Vienna Plans a Large Holocaust Memorial

Die Presse (11/25/04)

Vienna is planning to erect a memorial on the Aspang grounds for 60,000 people deported by the NS regime. City Councilor Schicker says he doesn’t want a "stele landscape like in Berlin."

Vienna - It is to be a memorial "that gives back the deported their names - which will be an enormous challenge, when considering that there were 60,000." The project, announced by Vienna’s head of municipal planning, Rudolf Schicker, during an interview with Die Presse, will occupy the grounds of the former Aspang Railway Station in the Landstraße.

The first step will be to organize an international architecture competition in 2005, says Schicker. At the present time the Aspang grounds is a huge abandoned area, which is to become a new residential project called "Eurogate" housing 13,000 people. This new urban area will have as its entrance a memorial commemorating those deported. Between 1939 and 1942, some forty-seven trains filled largely with Austrian Jews left this place. Currently there is only a small plaque, along with the square renamed "Square of the Victims of Deportation" in 1995.

Schicker hopes for a "modern, attractive solution that doesn’t insult anyone." Since the surface area has a slight upward slope to it, one could certainly develop something "visually aesthetic."

Railroad Tracks will be Integrated
Schicker doesn’t think that the project will evoke the emotional discussion like the memorial did in Berlin: "The result will certainly not be a stele landscape as in Berlin." What is certain is that the original tracks of the Aspang Railway Station will be integrated into the memorial. Also, another idea is to disply a railway car from that time.

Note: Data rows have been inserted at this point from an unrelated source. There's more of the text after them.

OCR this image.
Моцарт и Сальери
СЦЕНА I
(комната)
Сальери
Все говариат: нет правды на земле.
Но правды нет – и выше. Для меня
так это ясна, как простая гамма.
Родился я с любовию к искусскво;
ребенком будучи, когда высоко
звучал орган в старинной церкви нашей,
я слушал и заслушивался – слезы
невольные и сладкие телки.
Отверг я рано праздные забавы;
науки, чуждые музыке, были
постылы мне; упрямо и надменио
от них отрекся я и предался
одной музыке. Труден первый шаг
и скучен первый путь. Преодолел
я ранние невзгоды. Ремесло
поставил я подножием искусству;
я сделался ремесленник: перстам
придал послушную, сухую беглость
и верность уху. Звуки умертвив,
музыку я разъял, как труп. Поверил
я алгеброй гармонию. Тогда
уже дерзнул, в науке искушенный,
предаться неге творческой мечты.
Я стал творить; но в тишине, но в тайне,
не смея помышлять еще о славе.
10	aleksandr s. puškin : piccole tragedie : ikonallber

Schicker hopes to be able to gain the approval of all of the parties so that the project can get underway. Time is of the essence: "There is the danger that those who survived the deportation will not live to see the memorial." During the coming months Schicker plans to establish a committee of proponents of the idea.

Initial consultations and agreements are already underway: The Israelite Religious Community is also included, said their president, Ariel Muzicant. The Secretary General, Avshalom Hodik, believes, that the deportation should be "visualized" and integrated into the concept. He doesn’t support Schicker’s idea to chisel all of the names of the deported into stone since this idea was already used in the memorial on the Judenplatz in Vienna: "That’s sufficient."

Contributors to the project will also be the Documentation Center of Austrian Resistance. The newly appointed director, Brigitte Bailer-Galanda, supports such a memorial for Vienna: "It is the ideal and right place for it." She has, however, some personal doubts as to the project’s financing: "After having financed the memorial designed by Rachel Whiteread on the Judenplatz, I can’t really imagine that the City of Vienna will finance a second Holocaust memorial.

Financing Uncertain
As to the financing Schicker, himself, wants to deal with the Federal Government, which has other financial worries on the horizon: Private investors will be sought for 2005, the year of the big jubilee?. Generating more money for a memorial could be difficult, says Schicker: "I hope it works."

There is another project which is surely easier to make happen: In 2007 a new junior- and senior high school is to be erected next to the square bordering the Aspang grounds, and it will be named Aaron Meczer: The Jewish teacher gave tremendous support to children during the deportation and in the concentration camps until the day of his assassination.